Theatre is in many ways like cooking; bring a range of disparate ingredients together to create something sublime. Miss one ingredient out or use an inferior ingredient and the result suffers.
It’s a analogy that holds true for Up On The Roof, the 1987 ‘musical’ currently being revived at The New Wolsey.
The recipe looks, on paper, good. Some classic songs from the 70s, nostalgia, comedy and a chance to see how time impacts on a group of university friends over a period of a decade.
Now the songs are there, the nostalgia is there but the mixture never really comes together.
There are several reasons for this. The show gets of to a painfully slow start, a group of five university friends are celebrating their graduation ‘up on the roof’ and they just happen to be members of an a cappella group. Queue for a series of nostalgic numbers.

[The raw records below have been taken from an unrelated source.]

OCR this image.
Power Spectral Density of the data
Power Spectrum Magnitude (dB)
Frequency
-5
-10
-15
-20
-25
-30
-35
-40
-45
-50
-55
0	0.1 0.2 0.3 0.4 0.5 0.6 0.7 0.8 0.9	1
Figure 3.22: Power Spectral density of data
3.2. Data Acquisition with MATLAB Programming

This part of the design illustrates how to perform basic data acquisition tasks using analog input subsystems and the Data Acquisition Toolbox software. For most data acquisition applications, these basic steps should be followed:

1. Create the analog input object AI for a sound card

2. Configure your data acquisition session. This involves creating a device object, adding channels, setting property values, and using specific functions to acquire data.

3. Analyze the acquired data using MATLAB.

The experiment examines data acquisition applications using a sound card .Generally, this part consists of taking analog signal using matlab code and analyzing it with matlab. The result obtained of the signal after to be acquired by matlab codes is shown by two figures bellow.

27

That leads to the second problem – for an effective musical to work the songs need to drive the plot along, but here it seems more of an excuse to burst into song for no dramatic purpose. There are only some moments you watch a group stand in a line, grab a harmonica and burst into song, however well performed.
The second and third acts pick up pace slightly as time marches on five and then ten years but it’s a plot that has been done before and frankly better. Writers Simon Moore and Jane Prowse do deliver some witty lines but overall you never really engage with the quintet or care what will happen to them over the decade.
Performances do redeem the show partially however and make the show enjoyable. Director Peter Rowe needs to look at injecting some pace and energy, especially into the static first act and also try to avoid the numerous scenes that see his cast standing in lines.
Up On The Roof turns out to be a cake that hasn’t fully risen and needs a bit more work in the kitchen to be a truly tasty treat. The question has to be raised on why revive this creaking piece?